Decisione storica della WTA, che per gli strascichi della vicenda di Shuai Peng ha deciso di sospendere a tempo indeterminato tutti i tornei del circuito femminile in programma tra la Cina e Hong Kong. Una decisione sicuramente forte e di profonda rottura con la Cina, uno dei principali finanziatori della WTA negli scorsi anni e sede nel 2019 delle WTA Finals a Shenzhen, non disputate quest’anno a causa della pandemia ma che ancora sarebbero state in programma nella città cinese fino al 2030.

Poco più di una settimana fa la tennista cinese aveva effettuato una videochiamata con il Presidente del Comitato Olimpico Thomas Bach nella quale avrebbe rassicurato sul suo stato di salute e avrebbe chiesto che la sua privacy fosse rispettata. La WTA, tuttavia, non ha ritenuto questa videochiamata una risposta sufficiente alle sue richieste che includevano la possibilità di parlare direttamente con Peng Shuai fuori dalla Cina oppure in videoconferenza senza altre persone, e una investigazione trasparente delle accuse avanzate dalla giocatrice all’ex vicepremier Zhang Gaoli.

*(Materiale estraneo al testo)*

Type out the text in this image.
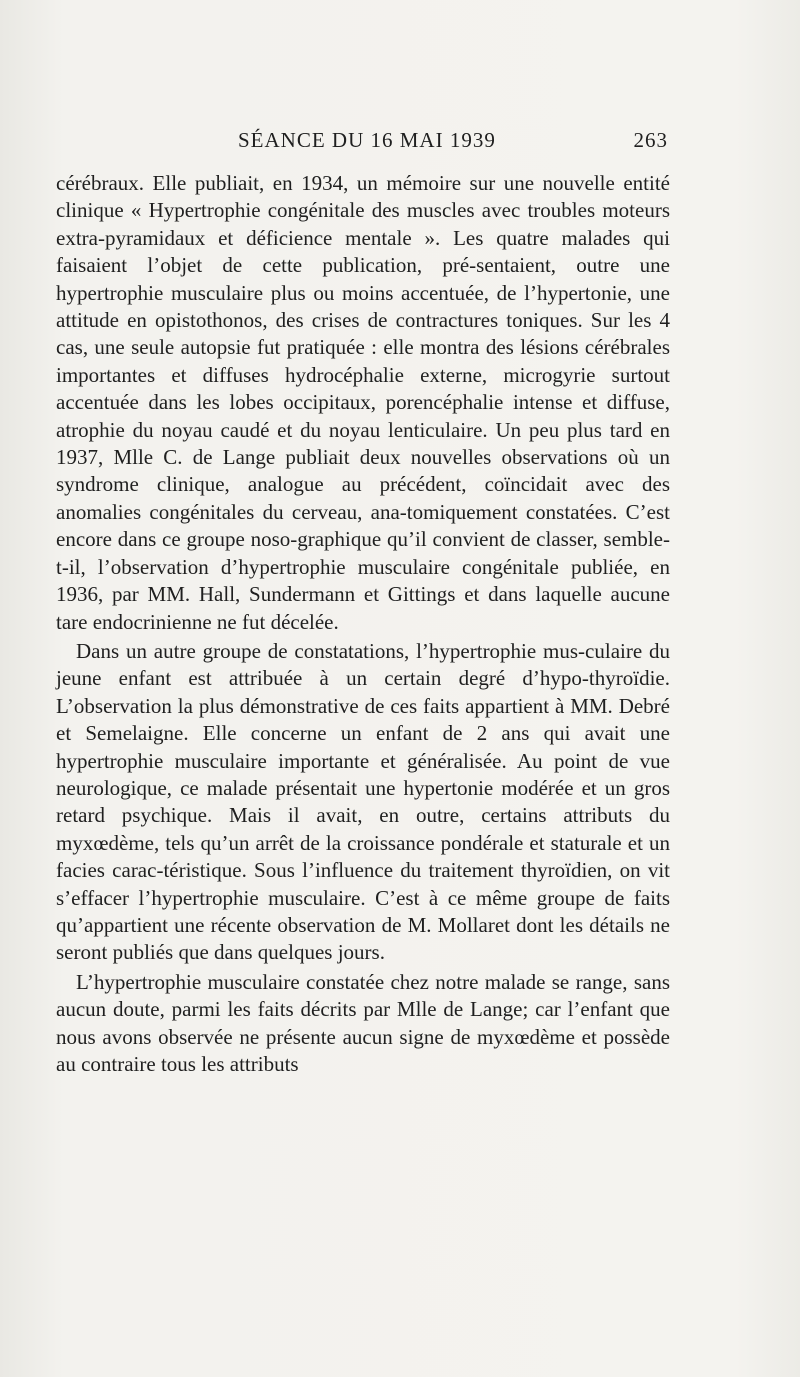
SÉANCE DU 16 MAI 1939	263

cérébraux. Elle publiait, en 1934, un mémoire sur une nouvelle entité clinique « Hypertrophie congénitale des muscles avec troubles moteurs extra-pyramidaux et déficience mentale ». Les quatre malades qui faisaient l’objet de cette publication, pré-sentaient, outre une hypertrophie musculaire plus ou moins accentuée, de l’hypertonie, une attitude en opistothonos, des crises de contractures toniques. Sur les 4 cas, une seule autopsie fut pratiquée : elle montra des lésions cérébrales importantes et diffuses hydrocéphalie externe, microgyrie surtout accentuée dans les lobes occipitaux, porencéphalie intense et diffuse, atrophie du noyau caudé et du noyau lenticulaire. Un peu plus tard en 1937, Mlle C. de Lange publiait deux nouvelles observations où un syndrome clinique, analogue au précédent, coïncidait avec des anomalies congénitales du cerveau, ana-tomiquement constatées. C’est encore dans ce groupe noso-graphique qu’il convient de classer, semble-t-il, l’observation d’hypertrophie musculaire congénitale publiée, en 1936, par MM. Hall, Sundermann et Gittings et dans laquelle aucune tare endocrinienne ne fut décelée.

Dans un autre groupe de constatations, l’hypertrophie mus-culaire du jeune enfant est attribuée à un certain degré d’hypo-thyroïdie. L’observation la plus démonstrative de ces faits appartient à MM. Debré et Semelaigne. Elle concerne un enfant de 2 ans qui avait une hypertrophie musculaire importante et généralisée. Au point de vue neurologique, ce malade présentait une hypertonie modérée et un gros retard psychique. Mais il avait, en outre, certains attributs du myxœdème, tels qu’un arrêt de la croissance pondérale et staturale et un facies carac-téristique. Sous l’influence du traitement thyroïdien, on vit s’effacer l’hypertrophie musculaire. C’est à ce même groupe de faits qu’appartient une récente observation de M. Mollaret dont les détails ne seront publiés que dans quelques jours.

L’hypertrophie musculaire constatée chez notre malade se range, sans aucun doute, parmi les faits décrits par Mlle de Lange; car l’enfant que nous avons observée ne présente aucun signe de myxœdème et possède au contraire tous les attributs
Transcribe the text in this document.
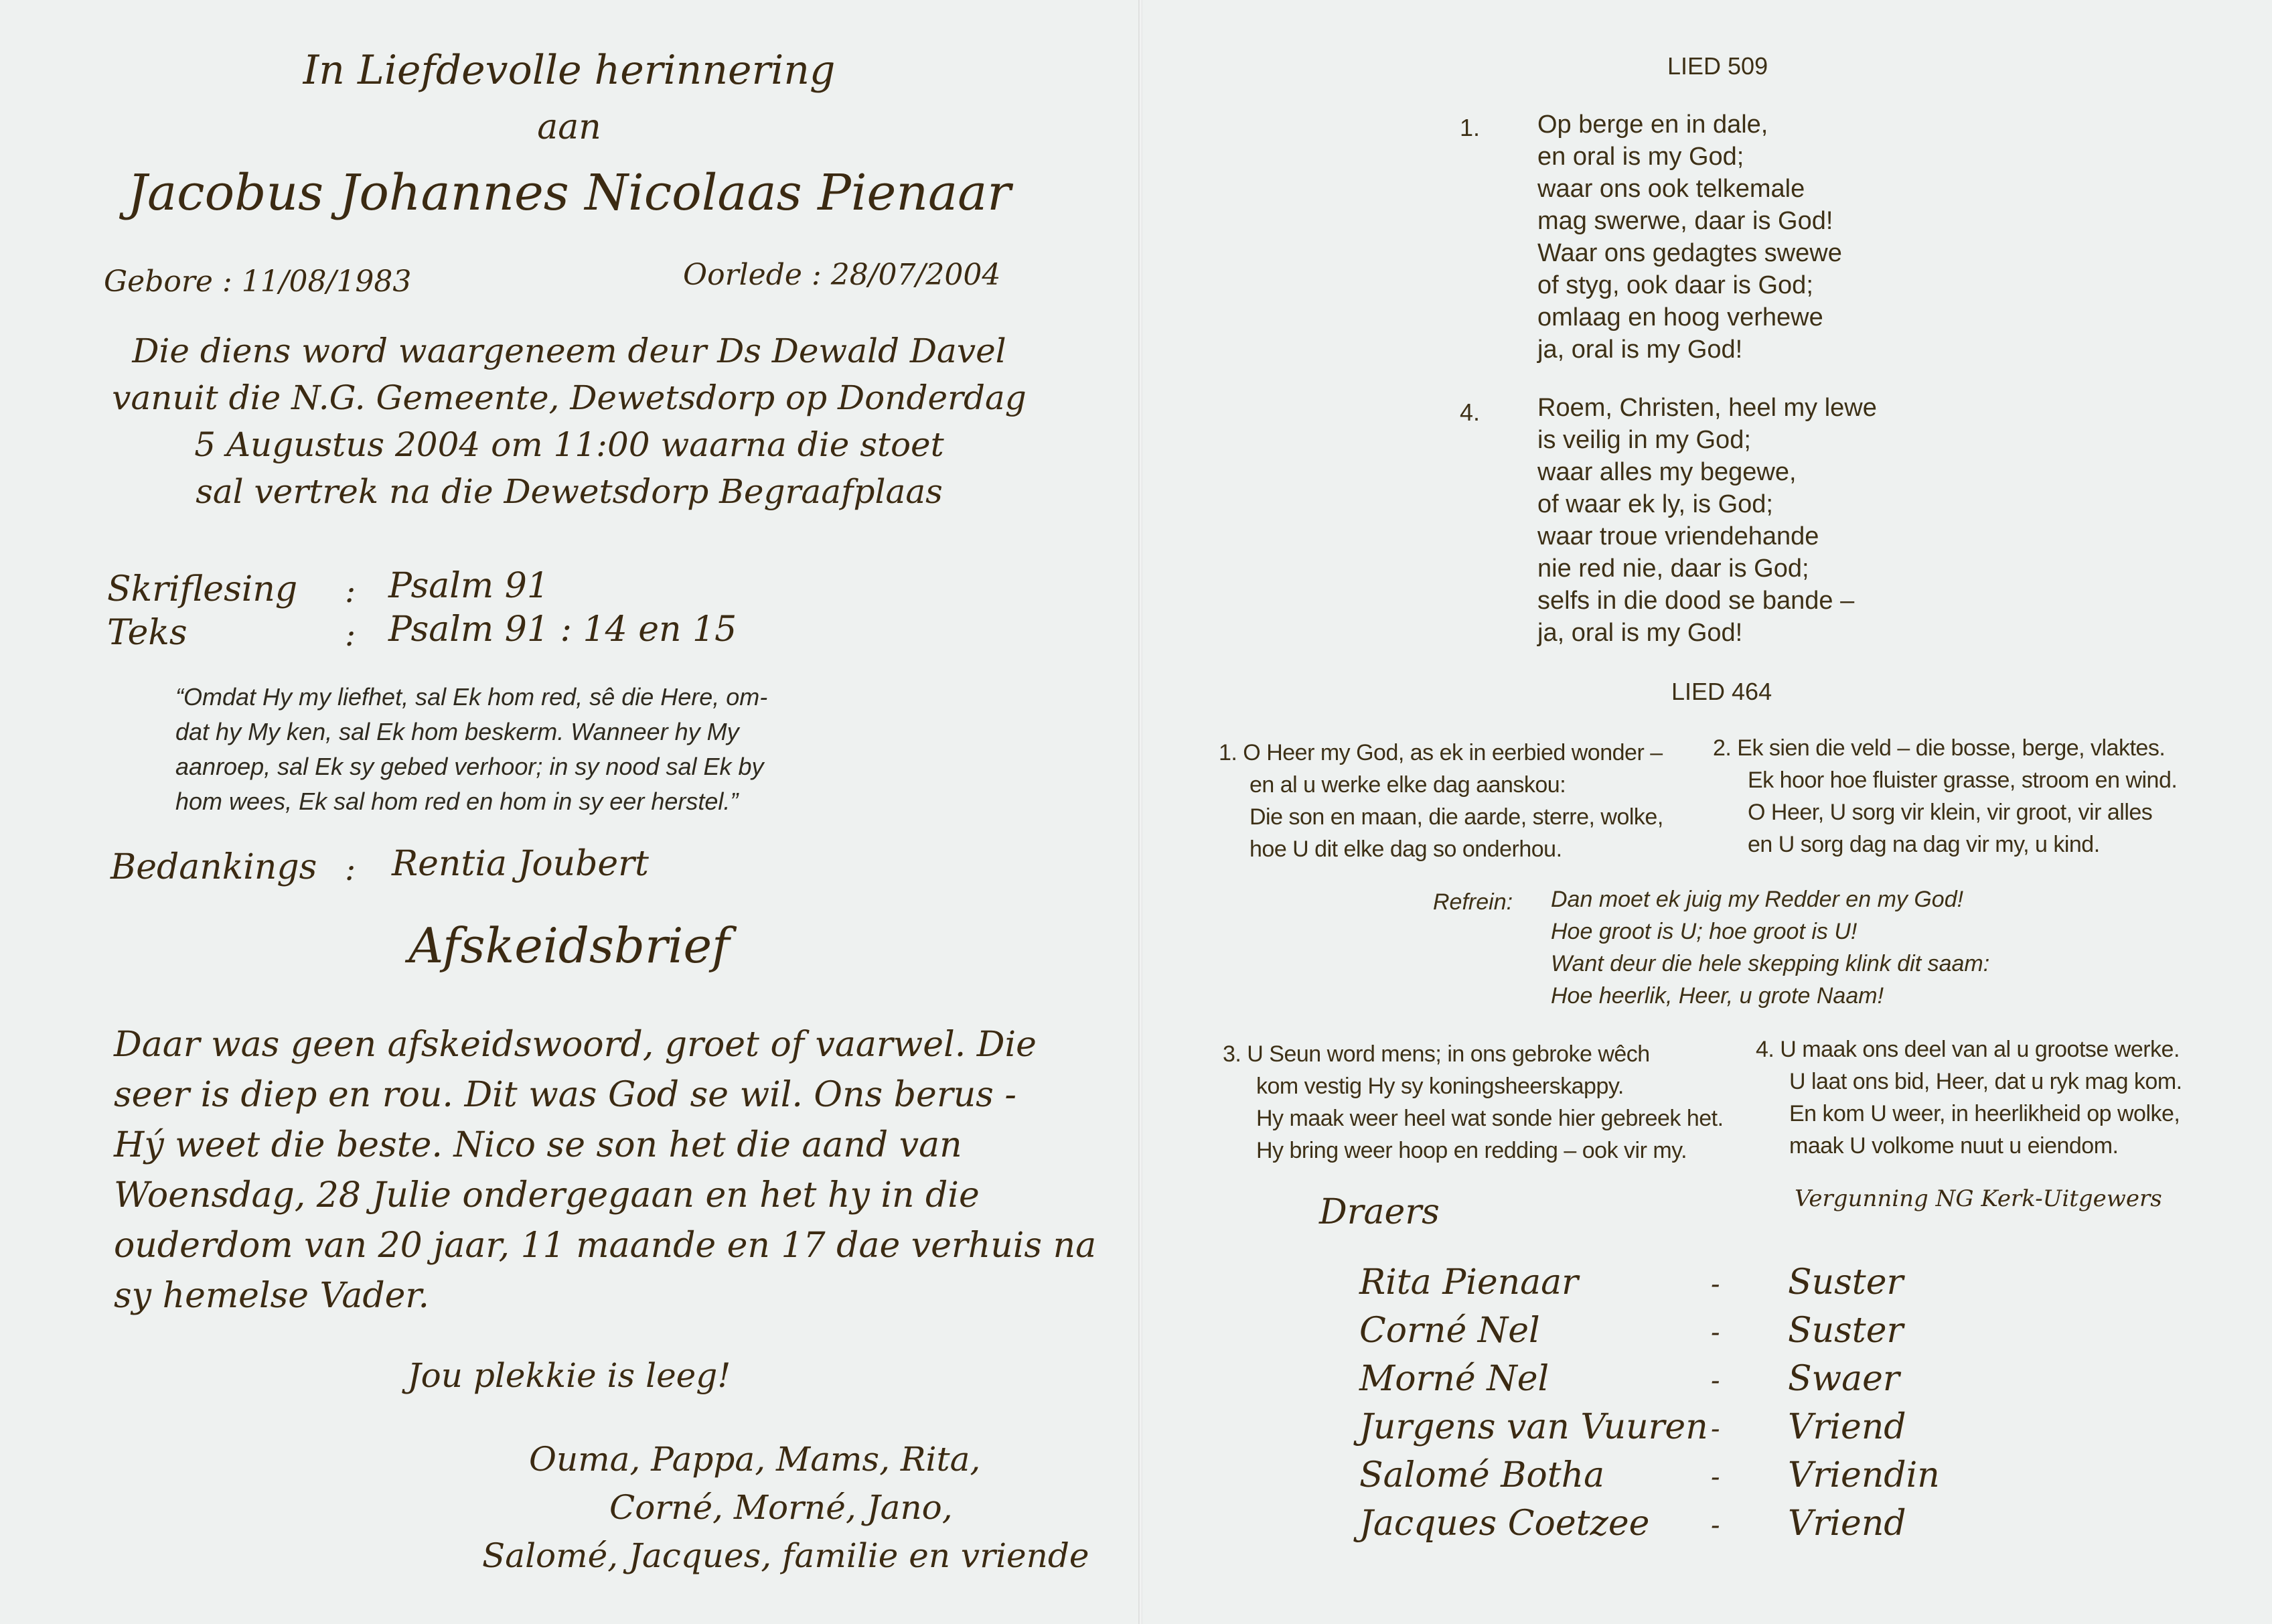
In Liefdevolle herinnering
aan
Jacobus Johannes Nicolaas Pienaar
Gebore : 11/08/1983	Oorlede : 28/07/2004
Die diens word waargeneem deur Ds Dewald Davel
vanuit die N.G. Gemeente, Dewetsdorp op Donderdag
5 Augustus 2004 om 11:00 waarna die stoet
sal vertrek na die Dewetsdorp Begraafplaas
Skriflesing : Psalm 91
Teks	: Psalm 91 : 14 en 15
“Omdat Hy my liefhet, sal Ek hom red, sê die Here, om-
dat hy My ken, sal Ek hom beskerm. Wanneer hy My
aanroep, sal Ek sy gebed verhoor; in sy nood sal Ek by
hom wees, Ek sal hom red en hom in sy eer herstel.”
Bedankings : Rentia Joubert
Afskeidsbrief
Daar was geen afskeidswoord, groet of vaarwel. Die
seer is diep en rou. Dit was God se wil. Ons berus -
Hý weet die beste. Nico se son het die aand van
Woensdag, 28 Julie ondergegaan en het hy in die
ouderdom van 20 jaar, 11 maande en 17 dae verhuis na
sy hemelse Vader.
Jou plekkie is leeg!
Ouma, Pappa, Mams, Rita,
Corné, Morné, Jano,
Salomé, Jacques, familie en vriende
LIED 509
1. Op berge en in dale,
en oral is my God;
waar ons ook telkemale
mag swerwe, daar is God!
Waar ons gedagtes swewe
of styg, ook daar is God;
omlaag en hoog verhewe
ja, oral is my God!
4. Roem, Christen, heel my lewe
is veilig in my God;
waar alles my begewe,
of waar ek ly, is God;
waar troue vriendehande
nie red nie, daar is God;
selfs in die dood se bande –
ja, oral is my God!
LIED 464
1. O Heer my God, as ek in eerbied wonder –
en al u werke elke dag aanskou:
Die son en maan, die aarde, sterre, wolke,
hoe U dit elke dag so onderhou.
2. Ek sien die veld – die bosse, berge, vlaktes.
Ek hoor hoe fluister grasse, stroom en wind.
O Heer, U sorg vir klein, vir groot, vir alles
en U sorg dag na dag vir my, u kind.
Refrein: Dan moet ek juig my Redder en my God!
Hoe groot is U; hoe groot is U!
Want deur die hele skepping klink dit saam:
Hoe heerlik, Heer, u grote Naam!
3. U Seun word mens; in ons gebroke wêch
kom vestig Hy sy koningsheerskappy.
Hy maak weer heel wat sonde hier gebreek het.
Hy bring weer hoop en redding – ook vir my.
4. U maak ons deel van al u grootse werke.
U laat ons bid, Heer, dat u ryk mag kom.
En kom U weer, in heerlikheid op wolke,
maak U volkome nuut u eiendom.
Draers	Vergunning NG Kerk-Uitgewers
Rita Pienaar	- Suster
Corné Nel	- Suster
Morné Nel	- Swaer
Jurgens van Vuuren - Vriend
Salomé Botha	- Vriendin
Jacques Coetzee - Vriend
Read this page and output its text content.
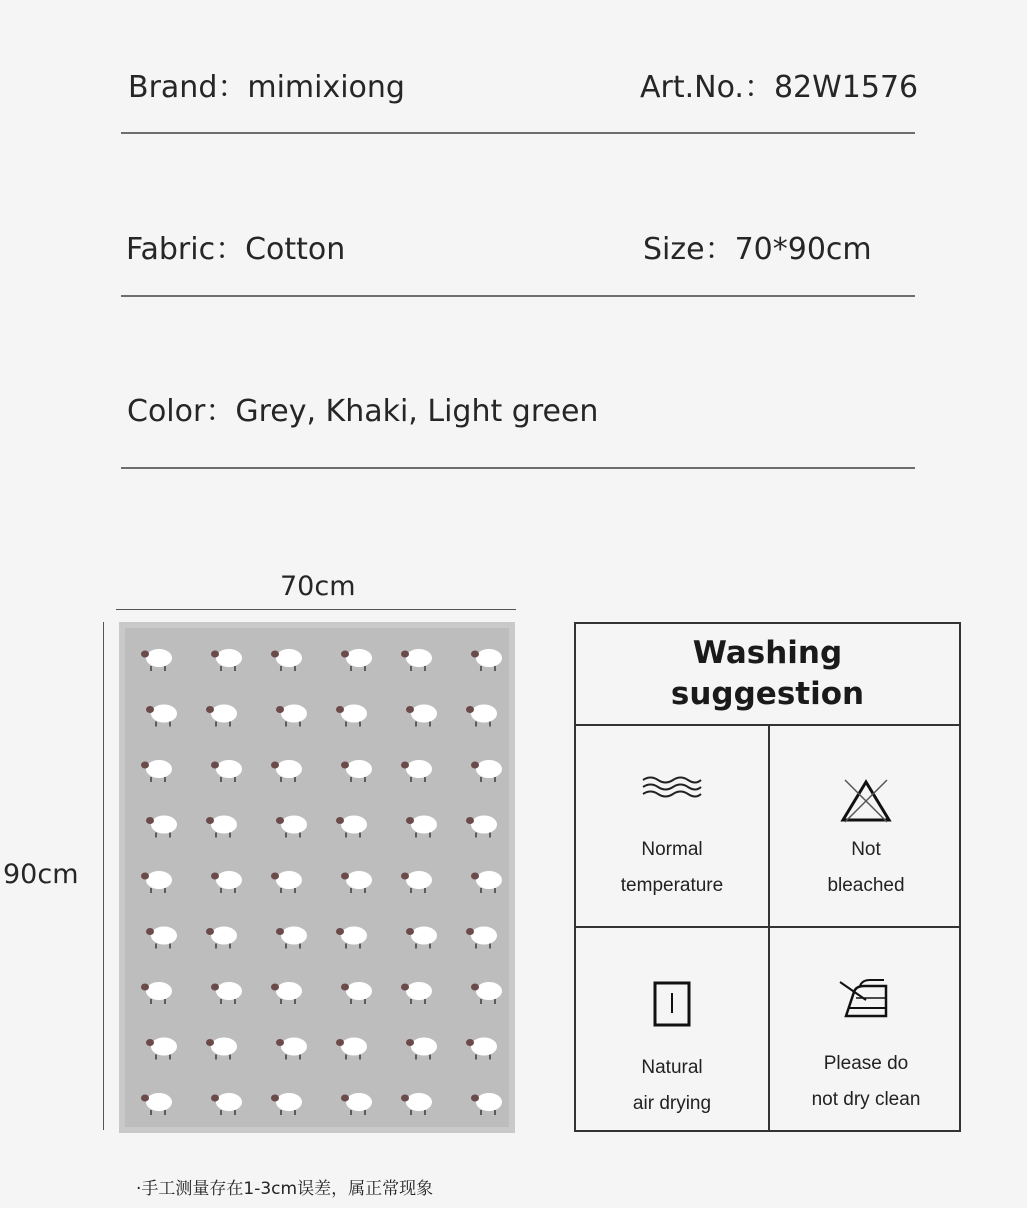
Brand：mimixiong	Art.No.：82W1576
Fabric：Cotton	Size：70*90cm
Color：Grey, Khaki, Light green
70cm
90cm
Washing suggestion
Normal
temperature
Not
bleached
Natural
air drying
Please do
not dry clean
·手工测量存在1-3cm误差，属正常现象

“Ciò è totalmente inaccettabile – ha detto il CEO della WTA Steve Simon – Se persone potenti sono in grado di soffocare la voce delle donne e nascondere sotto il tappeto accuse di violenza sessuale, le basi su cui si fonda la WTA, ovvero l’uguaglianza per le donne, ne sarebbero scosse fin dalle fondamenta. Non posso permettere che ciò accada, Di conseguenza, con il pieno supporto del Consiglio di Amministrazione della WTA, annuncio l’immediata sospensione di tutti i tornei WTA in Cina, inclusa Hong Kong. Non vedo come potremmo chiedere alle nostre atlete di competere in Cina se Peng Shuai non è libera di parlare e se è pure stata costretta a contraddire le sue accuse di violenza sessuale. Vista la situazione, non posso nascondere la mia preoccupazione per il nostro staff e per le nostre atlete se dovessimo tenere tornei in Cina”.

 

Parole durissime, quelle di Simon, che sembrano lasciare poco spazio ad una mediazione, anche perchè è molto difficile pensare ad un cambiamento di rotta da parte della Cina che ha fatto nelle tecniche censorie un pilastro del proprio regime.

Mi dispiace molto che si sia dovuti arrivare a questi. La Cina e Hong Kong sono piene di persone meravigliose con le quali abbiamo lavorato per molti anni. […] Tuttavia, a meno che la Cina non soddisfi le nostre domande, non possiamo mettere le nostre giocatrici e il nostro staff in pericolo disputando tornei in Cina. I leader cinesi non ci hanno lasciato alternativa. Spero ancora che le nostre richieste siano accolte e che le autorità cinesi gestiscano in maniera appropriata la situazione“.

Ora rimane da vedere cosa succederà a seguito di questa presa di posizione che è probabilmente la più importante dalla creazione della WTA. Il circuito femminile perde così 11 tornei, tra cui un Premier 1000 Mandatory (Pechino), un altro Premier 1000 (Wuhan) e soprattutto le Finals di Shenzhen con il loro decennale contratto principesco che aveva portato il montepremi sopra ai 14 milioni di dollari e aveva assicurato un investimento vicino al miliardo di dollari comprendente la costruzione di un’arena dedicata.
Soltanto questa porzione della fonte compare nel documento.